Kevin Jairaj-US PRESSWIRE
A statistical look at the newest Cubs righthander, Scott Feldman.
Scott Feldman has spent his entire eight-year major league career with the Texas Rangers. During this time, he's started 101 games and appeared as a reliever in 103 more, posting a .470 winning percentage and a 4.81 ERA. There are a few important numbers that we should look at in order to get a good picture of Feldman's recent performance as well as his expected future performance: K%, BB%, GB%, and FIP.
Let's begin by looking at Feldman's strikeout rates since he became a starter in 2008.
In his last 155 innings, spanning 2011 and 2012, Feldman has posted a 17.7% strikeout rate, the highest rate of his career. Furthermore, over this same span, Feldman recorded the best swinging-strike rate of his career: 7.6%. While both of these rates are below league average, (the average K% is 18.5% and the average SwStr% is 8.5%), they are much more more in line with his 2009 campaign. Furthermore, research shows that moving from the American League to the National League adds approximately .6 K/9 to a pitcher's record. Feldman will be moving from one of the strongest divisions in baseball to one of the weakest, so his strikeout rates could rise even further.
After posting a few years of mediocre walk rates, Feldman walked only 6.0% of the hitters he faced in 2012, which is much better than the league average of 8.5%. While this won't come as a shock to anyone, Cubs starters have recorded the fifth-highest walk rate over the past three years. Feldman's 2012 walk rate was better than that of any Cubs starting pitcher last year. The Feldman and Baker signings likely signal the front office's commitment towards finding pitchers who have better control than what we're used to seeing.
After posting some elite ground ball rates prior to his career as a starter, Feldman has induced ground balls at a league average rate, posting his best rate in 2009, (Feldman only pitched 32 innings in 2011 and most of them were as a reliever). This can likely be attributed to the change in his repertoire. Below is Feldman's pitch frequency by year since 2008.
In 2009, nearly 30% of Feldman's pitches were either sliders or curveballs. In each successive year, Feldman's slider and curveball usage fell until it hit 23.1% in 2012. However, in 2010, Feldman began utilizing his sinker with much more frequency. The slider (44.6%), curveball (48.1%), and sinker (59.1%) all induce ground balls at relatively high rates. While we would expect the increased sinker usage to compensate for the decreased slider and curveball usage, Feldman's slider was well above average in 2009 and was his best pitch that year, while his sinker has not been above average since 2010. Feldman's sinker and slider frequency and effectiveness will be the key to determining the strength of his ground ball rate in 2013.

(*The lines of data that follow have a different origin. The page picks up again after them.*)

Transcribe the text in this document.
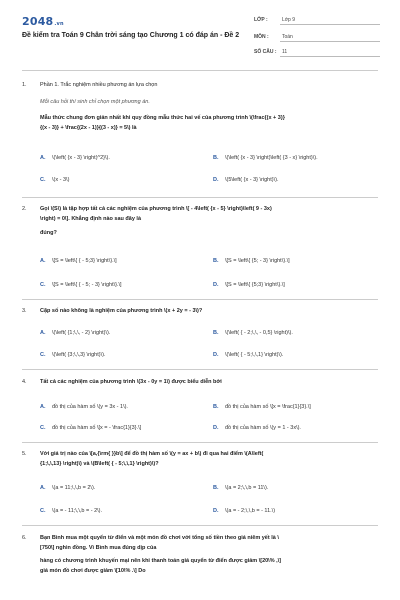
2048.vn
Đề kiểm tra Toán 9 Chân trời sáng tạo Chương 1 có đáp án - Đề 2
LỚP :	Lớp 9
MÔN :	Toán
SỐ CÂU : 11
1. Phần 1. Trắc nghiệm nhiều phương án lựa chọn
Mỗi câu hỏi thí sinh chỉ chọn một phương án.
Mẫu thức chung đơn giản nhất khi quy đồng mẫu thức hai vế của phương trình \(\frac{(x + 3)}
{(x - 3)} + \frac{(2x - 1)}{(3 - x)} = 5\) là
A. \(\left( {x - 3} \right)^2}\).	B. \(\left( {x - 3} \right)\left( {3 - x} \right)\).
C. \(x - 3\)	D. \(5\left( {x - 3} \right)\).
2. Gọi \(S\) là tập hợp tất cả các nghiệm của phương trình \[ - 4\left( {x - 5} \right)\left( 9 - 3x)
\right) = 0\]. Khẳng định nào sau đây là
đúng?
A. \[S = \left\{ { - 5;3} \right\}.\]	B. \[S = \left\{ {5; - 3} \right\}.\]
C. \[S = \left\{ { - 5; - 3} \right\}.\]	D. \[S = \left\{ {5;3} \right\}.\]
3. Cặp số nào không là nghiệm của phương trình \(x + 2y = - 3\)?
A. \(\left( {1;\,\, - 2} \right)\).	B. \(\left( { - 2;\,\, - 0,5} \right)\).
C. \(\left( {3;\,\,3} \right)\).	D. \(\left( { - 5;\,\,1} \right)\).
4. Tất cả các nghiệm của phương trình \(3x - 0y = 1\) được biểu diễn bởi
A. đồ thị của hàm số \(y = 3x - 1\).	B. đồ thị của hàm số \[x = \frac{1}{3}.\]
C. đồ thị của hàm số \[x = - \frac{1}{3}.\]	D. đồ thị của hàm số \(y = 1 - 3x\).
5. Với giá trị nào của \[a,{\rm{ }}b\] để đồ thị hàm số \(y = ax + b\) đi qua hai điểm \(A\left(
{1;\,\,13} \right)\) và \(B\left( { - 5;\,\,1} \right)\)?
A. \(a = 11;\,\,b = 2\).	B. \(a = 2;\,\,b = 11\).
C. \(a = - 11;\,\,b = - 2\).	D. \(a = - 2;\,\,b = - 11.\)
6. Bạn Bình mua một quyển từ điển và một món đồ chơi với tổng số tiền theo giá niêm yết là \
[750\] nghìn đồng. Vì Bình mua đúng dịp của
hàng có chương trình khuyến mại nên khi thanh toán giá quyển từ điển được giảm \[20\% ,\]
giá món đồ chơi được giảm \[10\% .\] Do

One of Feldman's biggest issues throughout his career has been his inability to strand runners. Since the beginning of 2011, Feldman has posted a 59.8% LOB percentage as a starter, which is the second-worst mark among pitchers who have thrown 100 or more innings over the past two years. While LOB% is partially determined by a pitcher's talent level, luck is involved, and Feldman's peripherals suggest that his LOB% struggles are likely more a result of luck than his talent level. Feldman's improving strikeout rates and above average walk rates should lead to better LOB rates in the long-run.

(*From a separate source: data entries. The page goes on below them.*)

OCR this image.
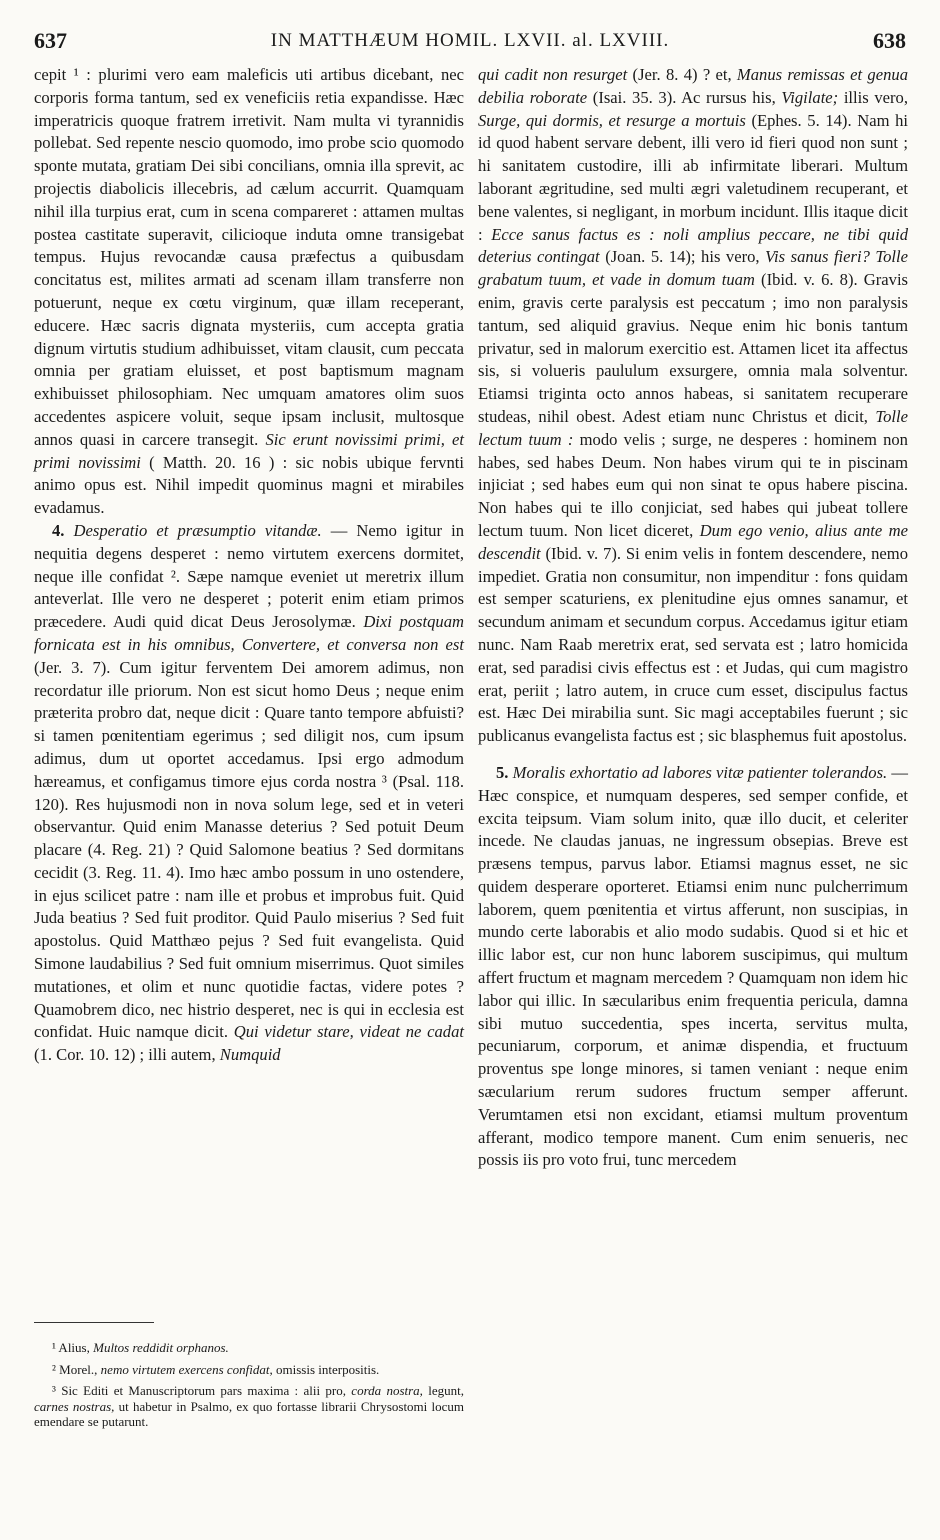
637	IN MATTHÆUM HOMIL. LXVII. al. LXVIII.	638

cepit ¹ : plurimi vero eam maleficis uti artibus dicebant, nec corporis forma tantum, sed ex veneficiis retia expandisse. Hæc imperatricis quoque fratrem irretivit. Nam multa vi tyrannidis pollebat. Sed repente nescio quomodo, imo probe scio quomodo sponte mutata, gratiam Dei sibi concilians, omnia illa sprevit, ac projectis diabolicis illecebris, ad cælum accurrit. Quamquam nihil illa turpius erat, cum in scena compareret : attamen multas postea castitate superavit, cilicioque induta omne transigebat tempus. Hujus revocandæ causa præfectus a quibusdam concitatus est, milites armati ad scenam illam transferre non potuerunt, neque ex cœtu virginum, quæ illam receperant, educere. Hæc sacris dignata mysteriis, cum accepta gratia dignum virtutis studium adhibuisset, vitam clausit, cum peccata omnia per gratiam eluisset, et post baptismum magnam exhibuisset philosophiam. Nec umquam amatores olim suos accedentes aspicere voluit, seque ipsam inclusit, multosque annos quasi in carcere transegit. Sic erunt novissimi primi, et primi novissimi ( Matth. 20. 16 ) : sic nobis ubique fervnti animo opus est. Nihil impedit quominus magni et mirabiles evadamus.

4. Desperatio et præsumptio vitandæ. — Nemo igitur in nequitia degens desperet : nemo virtutem exercens dormitet, neque ille confidat ². Sæpe namque eveniet ut meretrix illum anteverlat. Ille vero ne desperet ; poterit enim etiam primos præcedere. Audi quid dicat Deus Jerosolymæ. Dixi postquam fornicata est in his omnibus, Convertere, et conversa non est (Jer. 3. 7). Cum igitur ferventem Dei amorem adimus, non recordatur ille priorum. Non est sicut homo Deus ; neque enim præterita probro dat, neque dicit : Quare tanto tempore abfuisti? si tamen pœnitentiam egerimus ; sed diligit nos, cum ipsum adimus, dum ut oportet accedamus. Ipsi ergo admodum hæreamus, et configamus timore ejus corda nostra ³ (Psal. 118. 120). Res hujusmodi non in nova solum lege, sed et in veteri observantur. Quid enim Manasse deterius ? Sed potuit Deum placare (4. Reg. 21) ? Quid Salomone beatius ? Sed dormitans cecidit (3. Reg. 11. 4). Imo hæc ambo possum in uno ostendere, in ejus scilicet patre : nam ille et probus et improbus fuit. Quid Juda beatius ? Sed fuit proditor. Quid Paulo miserius ? Sed fuit apostolus. Quid Matthæo pejus ? Sed fuit evangelista. Quid Simone laudabilius ? Sed fuit omnium miserrimus. Quot similes mutationes, et olim et nunc quotidie factas, videre potes ? Quamobrem dico, nec histrio desperet, nec is qui in ecclesia est confidat. Huic namque dicit. Qui videtur stare, videat ne cadat (1. Cor. 10. 12) ; illi autem, Numquid

qui cadit non resurget (Jer. 8. 4) ? et, Manus remissas et genua debilia roborate (Isai. 35. 3). Ac rursus his, Vigilate; illis vero, Surge, qui dormis, et resurge a mortuis (Ephes. 5. 14). Nam hi id quod habent servare debent, illi vero id fieri quod non sunt ; hi sanitatem custodire, illi ab infirmitate liberari. Multum laborant ægritudine, sed multi ægri valetudinem recuperant, et bene valentes, si negligant, in morbum incidunt. Illis itaque dicit : Ecce sanus factus es : noli amplius peccare, ne tibi quid deterius contingat (Joan. 5. 14); his vero, Vis sanus fieri? Tolle grabatum tuum, et vade in domum tuam (Ibid. v. 6. 8). Gravis enim, gravis certe paralysis est peccatum ; imo non paralysis tantum, sed aliquid gravius. Neque enim hic bonis tantum privatur, sed in malorum exercitio est. Attamen licet ita affectus sis, si volueris paululum exsurgere, omnia mala solventur. Etiamsi triginta octo annos habeas, si sanitatem recuperare studeas, nihil obest. Adest etiam nunc Christus et dicit, Tolle lectum tuum : modo velis ; surge, ne desperes : hominem non habes, sed habes Deum. Non habes virum qui te in piscinam injiciat ; sed habes eum qui non sinat te opus habere piscina. Non habes qui te illo conjiciat, sed habes qui jubeat tollere lectum tuum. Non licet diceret, Dum ego venio, alius ante me descendit (Ibid. v. 7). Si enim velis in fontem descendere, nemo impediet. Gratia non consumitur, non impenditur : fons quidam est semper scaturiens, ex plenitudine ejus omnes sanamur, et secundum animam et secundum corpus. Accedamus igitur etiam nunc. Nam Raab meretrix erat, sed servata est ; latro homicida erat, sed paradisi civis effectus est : et Judas, qui cum magistro erat, periit ; latro autem, in cruce cum esset, discipulus factus est. Hæc Dei mirabilia sunt. Sic magi acceptabiles fuerunt ; sic publicanus evangelista factus est ; sic blasphemus fuit apostolus.

5. Moralis exhortatio ad labores vitæ patienter tolerandos. — Hæc conspice, et numquam desperes, sed semper confide, et excita teipsum. Viam solum inito, quæ illo ducit, et celeriter incede. Ne claudas januas, ne ingressum obsepias. Breve est præsens tempus, parvus labor. Etiamsi magnus esset, ne sic quidem desperare oporteret. Etiamsi enim nunc pulcherrimum laborem, quem pœnitentia et virtus afferunt, non suscipias, in mundo certe laborabis et alio modo sudabis. Quod si et hic et illic labor est, cur non hunc laborem suscipimus, qui multum affert fructum et magnam mercedem ? Quamquam non idem hic labor qui illic. In sæcularibus enim frequentia pericula, damna sibi mutuo succedentia, spes incerta, servitus multa, pecuniarum, corporum, et animæ dispendia, et fructuum proventus spe longe minores, si tamen veniant : neque enim sæcularium rerum sudores fructum semper afferunt. Verumtamen etsi non excidant, etiamsi multum proventum afferant, modico tempore manent. Cum enim senueris, nec possis iis pro voto frui, tunc mercedem

¹ Alius, Multos reddidit orphanos.

² Morel., nemo virtutem exercens confidat, omissis interpositis.

³ Sic Editi et Manuscriptorum pars maxima : alii pro, corda nostra, legunt, carnes nostras, ut habetur in Psalmo, ex quo fortasse librarii Chrysostomi locum emendare se putarunt.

Finally, let's take a look at Feldman's FIP over his career as a starter. FIP has been shown to be a more effective predictor of future performance than ERA, which is encouraging when we look at Feldman's recent performance. Since 2011, Feldman has posted a 3.85 FIP, which is above average (4.00 FIP). If Feldman's LOB% falls in line with his peripherals, his ERA should begin to approach his FIP.
Last year, Feldman posted 2.3 WAR in 123 innings pitched. Though he posted a pretty terrible 5.09 ERA, his strikeout and walk rates are better than you would expect, and a LOB% closer to league average could make Feldman an even more valuable pitcher than last year. The consensus $/WAR estimate is between $4 and $5 million. For $6 million, Feldman could be an absolute steal. In November, Dave Cameron of FanGraphs suggested that Scott Feldman "might be one of the best buys on the market," so is it any surprise then that we landed him? It really is a privilege to have Theo and Jed at the helm.